Apabila dipandang dari perspektif sosiologi, kekerasan pelajar dapat terjadi karena
adanya interaksi simbolis yang menjadi kultur di kalangan pelajar. Kekerasan bertindak
sebagai simbol kekuasaan, dimana orang yang lebih berkuasa dapat mengintimidasi dan dapat
menindas pihak yang lemah. Hal ini berkaitan dengan adanya simbolis antara senior dan
junior yang merupakan tradisi dan kebiasaan yang diwariskan, sehingga terjadi ketimpangan
hubungan yang mempengaruhi interaksi diantara keduanya. Selanjutnya, kekerasan di
kalangan pelajar dapat dipandang melalui perspektif fungsionalis. Kekerasan di kalangan
pelajar merupakan bentuk terhambatnya struktur sosial yang disebabkan oleh adanya
ketidaksatuan antara interaksi manusia satu, dengan manusia lainnya. Sistem sosial
terpengaruh oleh adanya ketimpangan antara siswa satu, dengan siswa lainnya sehingga tidak
dapat membentuk fungsi sosial yang utuh. Terakhir, kekerasan di kalangan pelajar dapat
dipandang melalui teori kritis, yaitu teori konflik. Kekerasan di kalangan pelajar dapat terjadi
karena siswa saling terlibat dalam persaingan sengit. Setiap aktor-aktor memiliki kepentingan
berbeda yang harus saling berhadapan, sehingga dapat berujung pada berbagai tindak
kekerasan. Konflik antara siswa satu, dengan siswa lainnya terjadi karena adanya persaingan
terkait manakah pihak yang lebih berkuasa, sehingga pihak yang berkuasa dapat menindas
pihak yang lemah.
Oleh karena itu, perlu dipahami bahwa sekolah bukan hanya semata-mata sebagai
media belajar dan ruang publik yang ditandai dengan bentuk fisik berupa gedung bertembok
dan berpagar tinggi. Namun, sekolah perlu dipandang sebagai ruang dinamis, yang di
dalamnya terdapat proses relasional sekaligus praktis berbagai nilai humanis yang beradab
dan berbudaya. Spirit pendidikan sesungguhnya adalah membawa perubahan dan pencerahan,
yaitu membebaskan dari kondisi ketidakadilan. Pembebasan tidak selalu identik dengan
liberalisme, tetapi juga berarti memanusiakan manusia sebagai subjek pendidikan yang
memiliki hak untuk hidup sejahtera dan damai.
Apabila sekolah disebut sebagai “wadah” reproduksi kekerasan, itu karena sekolah
gagal dalam menyelesaikan konflik-konflik yang dialami oleh pelajar.
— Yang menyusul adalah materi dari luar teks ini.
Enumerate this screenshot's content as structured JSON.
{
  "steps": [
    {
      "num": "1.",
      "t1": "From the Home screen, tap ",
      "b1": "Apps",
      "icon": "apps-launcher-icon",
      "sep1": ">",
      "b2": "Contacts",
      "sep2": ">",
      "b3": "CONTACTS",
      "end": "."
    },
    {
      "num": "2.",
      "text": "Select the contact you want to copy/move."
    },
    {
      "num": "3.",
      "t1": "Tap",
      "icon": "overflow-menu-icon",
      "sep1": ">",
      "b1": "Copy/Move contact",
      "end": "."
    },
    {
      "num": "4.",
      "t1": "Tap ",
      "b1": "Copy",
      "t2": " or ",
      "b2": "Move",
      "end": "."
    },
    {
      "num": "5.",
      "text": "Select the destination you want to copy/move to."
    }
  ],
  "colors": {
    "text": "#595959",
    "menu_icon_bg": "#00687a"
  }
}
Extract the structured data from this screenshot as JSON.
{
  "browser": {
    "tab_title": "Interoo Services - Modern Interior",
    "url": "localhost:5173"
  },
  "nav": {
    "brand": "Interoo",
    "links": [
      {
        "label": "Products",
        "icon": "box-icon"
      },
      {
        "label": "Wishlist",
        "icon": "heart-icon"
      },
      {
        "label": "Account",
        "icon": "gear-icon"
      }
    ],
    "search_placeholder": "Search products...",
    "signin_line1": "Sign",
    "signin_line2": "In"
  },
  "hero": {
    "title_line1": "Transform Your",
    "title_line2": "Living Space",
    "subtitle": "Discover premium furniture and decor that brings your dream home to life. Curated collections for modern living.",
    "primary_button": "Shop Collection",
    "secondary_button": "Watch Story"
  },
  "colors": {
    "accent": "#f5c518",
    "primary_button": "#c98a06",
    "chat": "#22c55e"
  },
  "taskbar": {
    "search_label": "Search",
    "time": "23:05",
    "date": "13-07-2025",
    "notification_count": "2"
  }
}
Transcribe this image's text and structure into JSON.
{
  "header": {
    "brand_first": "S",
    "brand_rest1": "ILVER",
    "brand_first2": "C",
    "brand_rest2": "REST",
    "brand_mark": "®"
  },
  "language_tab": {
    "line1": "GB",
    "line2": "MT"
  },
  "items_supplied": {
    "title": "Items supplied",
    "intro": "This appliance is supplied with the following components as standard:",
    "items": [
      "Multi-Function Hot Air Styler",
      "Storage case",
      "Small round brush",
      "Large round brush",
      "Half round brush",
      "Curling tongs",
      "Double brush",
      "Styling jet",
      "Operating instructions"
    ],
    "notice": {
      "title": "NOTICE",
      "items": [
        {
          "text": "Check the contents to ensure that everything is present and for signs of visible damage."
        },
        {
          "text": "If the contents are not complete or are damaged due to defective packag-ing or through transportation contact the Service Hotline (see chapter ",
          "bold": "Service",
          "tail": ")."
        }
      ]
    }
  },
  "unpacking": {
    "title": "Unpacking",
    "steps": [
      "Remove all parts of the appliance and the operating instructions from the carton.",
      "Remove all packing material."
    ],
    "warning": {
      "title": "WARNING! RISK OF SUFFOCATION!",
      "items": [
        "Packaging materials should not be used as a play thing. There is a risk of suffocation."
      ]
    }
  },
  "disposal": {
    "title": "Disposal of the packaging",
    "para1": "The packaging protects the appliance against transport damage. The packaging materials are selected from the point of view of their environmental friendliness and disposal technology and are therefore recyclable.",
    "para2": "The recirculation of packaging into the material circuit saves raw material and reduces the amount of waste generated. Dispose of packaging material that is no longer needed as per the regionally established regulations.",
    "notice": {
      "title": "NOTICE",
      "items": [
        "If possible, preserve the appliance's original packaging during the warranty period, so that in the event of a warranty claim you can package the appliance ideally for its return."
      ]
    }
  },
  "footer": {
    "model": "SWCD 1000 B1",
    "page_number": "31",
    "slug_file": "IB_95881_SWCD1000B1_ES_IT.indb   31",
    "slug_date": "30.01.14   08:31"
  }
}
Dengan demikian,
kekerasan pelajar perlu dilihat tidak hanya dari perspektif orang dewasa (adult perspective),
melainkan juga perlu diselami dari perspektif pelajar itu sendiri (their own perspective).
Dengan demikian, upaya solutif untuk mengurai persoalan dan memutus rantai kekerasan
pelajar dapat lebih berfokus pada inti persoalannya. Selanjutnya, sekolah perlu direkonstruksi
menjadi arena yang kondusif bagi penyemaian nilai-nilai anti kekerasan.